Quote from: JamesTC on April 28, 2022, 07:39:16 PMCorner shops tend to have them, or at least they did when I was a kid. Loads of flavour variants of exact shape and size. I remember eating orange and strawberry flavour.

Supermarkets have the normal oblong bourbon, even at the cheapest level, in my experience.
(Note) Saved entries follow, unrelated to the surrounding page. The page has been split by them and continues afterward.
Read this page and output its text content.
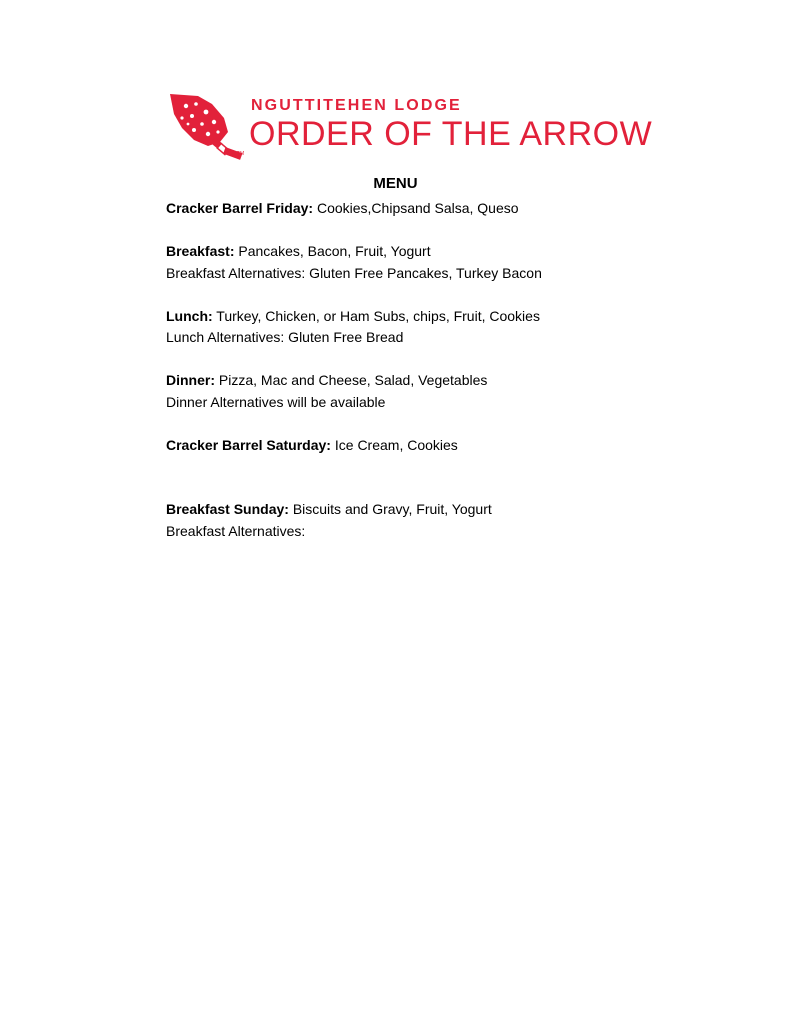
TM
NGUTTITEHEN LODGE
ORDER OF THE ARROW
MENU
Cracker Barrel Friday: Cookies,Chipsand Salsa, Queso
Breakfast: Pancakes, Bacon, Fruit, Yogurt
Breakfast Alternatives: Gluten Free Pancakes, Turkey Bacon
Lunch: Turkey, Chicken, or Ham Subs, chips, Fruit, Cookies
Lunch Alternatives: Gluten Free Bread
Dinner: Pizza, Mac and Cheese, Salad, Vegetables
Dinner Alternatives will be available
Cracker Barrel Saturday: Ice Cream, Cookies
Breakfast Sunday: Biscuits and Gravy, Fruit, Yogurt
Breakfast Alternatives:
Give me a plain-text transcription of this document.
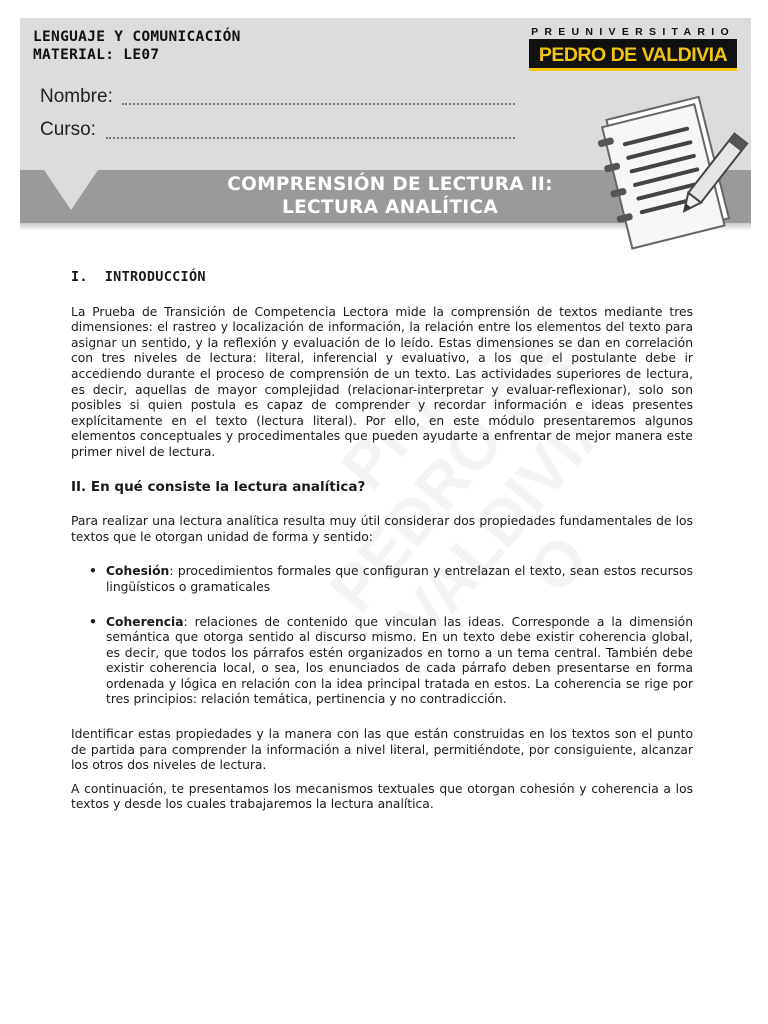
LENGUAJE Y COMUNICACIÓN
MATERIAL: LE07
PREUNIVERSITARIO
PEDRO DE VALDIVIA
Nombre:
Curso:
COMPRENSIÓN DE LECTURA II:
LECTURA ANALÍTICA
I.  INTRODUCCIÓN

La Prueba de Transición de Competencia Lectora mide la comprensión de textos mediante tres dimensiones: el rastreo y localización de información, la relación entre los elementos del texto para asignar un sentido, y la reflexión y evaluación de lo leído. Estas dimensiones se dan en correlación con tres niveles de lectura: literal, inferencial y evaluativo, a los que el postulante debe ir accediendo durante el proceso de comprensión de un texto. Las actividades superiores de lectura, es decir, aquellas de mayor complejidad (relacionar-interpretar y evaluar-reflexionar), solo son posibles si quien postula es capaz de comprender y recordar información e ideas presentes explícitamente en el texto (lectura literal). Por ello, en este módulo presentaremos algunos elementos conceptuales y procedimentales que pueden ayudarte a enfrentar de mejor manera este primer nivel de lectura.

II. En qué consiste la lectura analítica?

Para realizar una lectura analítica resulta muy útil considerar dos propiedades fundamentales de los textos que le otorgan unidad de forma y sentido:

• Cohesión: procedimientos formales que configuran y entrelazan el texto, sean estos recursos lingüísticos o gramaticales
• Coherencia: relaciones de contenido que vinculan las ideas. Corresponde a la dimensión semántica que otorga sentido al discurso mismo. En un texto debe existir coherencia global, es decir, que todos los párrafos estén organizados en torno a un tema central. También debe existir coherencia local, o sea, los enunciados de cada párrafo deben presentarse en forma ordenada y lógica en relación con la idea principal tratada en estos. La coherencia se rige por tres principios: relación temática, pertinencia y no contradicción.

Identificar estas propiedades y la manera con las que están construidas en los textos son el punto de partida para comprender la información a nivel literal, permitiéndote, por consiguiente, alcanzar los otros dos niveles de lectura.

A continuación, te presentamos los mecanismos textuales que otorgan cohesión y coherencia a los textos y desde los cuales trabajaremos la lectura analítica.
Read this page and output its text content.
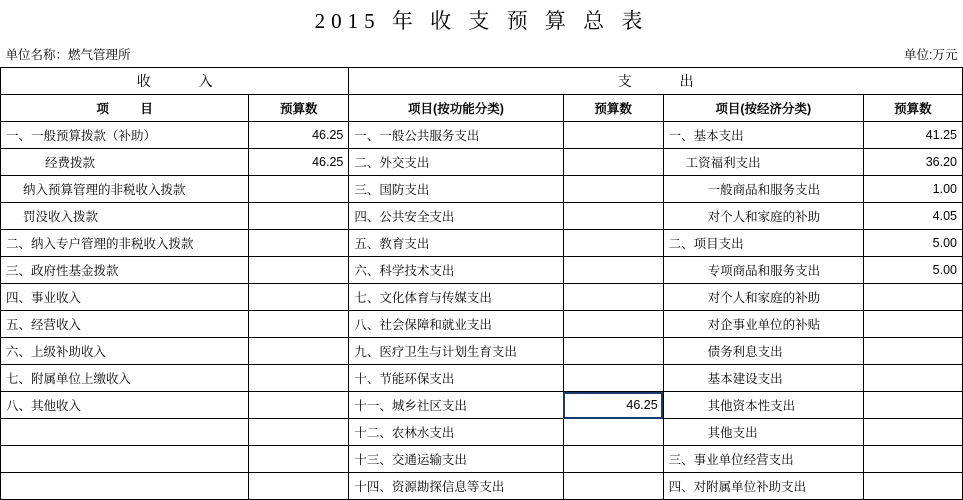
2015 年 收 支 预 算 总 表
单位名称：燃气管理所					单位:万元
收 入		支 出			
项 目	预算数	项目(按功能分类)	预算数	项目(按经济分类)	预算数
一、一般预算拨款（补助）	46.25	一、一般公共服务支出		一、基本支出	41.25
经费拨款	46.25	二、外交支出		工资福利支出	36.20
纳入预算管理的非税收入拨款		三、国防支出		一般商品和服务支出	1.00
罚没收入拨款		四、公共安全支出		对个人和家庭的补助	4.05
二、纳入专户管理的非税收入拨款		五、教育支出		二、项目支出	5.00
三、政府性基金拨款		六、科学技术支出		专项商品和服务支出	5.00
四、事业收入		七、文化体育与传媒支出		对个人和家庭的补助	
五、经营收入		八、社会保障和就业支出		对企事业单位的补贴	
六、上级补助收入		九、医疗卫生与计划生育支出		债务利息支出	
七、附属单位上缴收入		十、节能环保支出		基本建设支出	
八、其他收入		十一、城乡社区支出	46.25	其他资本性支出	
		十二、农林水支出		其他支出	
		十三、交通运输支出		三、事业单位经营支出	
		十四、资源勘探信息等支出		四、对附属单位补助支出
Oh that sounds like custard creams with a rainbosity of different flavours coloured-in, rather than actual bourbons.  Perhaps that's why they have never hitherto flooded my bourbon radar.

Replies From View


JesusAndYourBush

Quote from: Replies From View on April 28, 2022, 07:33:58 PMGoogle image search for bourbon biscuits reveals only the expected 'obelisk' version.  Even a search for biscuit tins where they cram in a selection of generic popular biscuit favourites such as pink wafers and curdled wantons.


pigamus

That's not them. They're brown custard creams, literally

ishantbekeepingit

I've been saying this for years.  Both bourbons and custard creams are superior, oreos are shit for cunts, specifically the kind of atomised consumer cunt who has no identity beyond their imported television and films.

JamesTC

Here they are. These are the ones I mentioned above.


Replies From View

Quote from: JesusAndYourBush on April 28, 2022, 07:55:22 PM

Excuse me that's patently not using the same mould as a custard cream.  I am only 42 years old and even I can see that.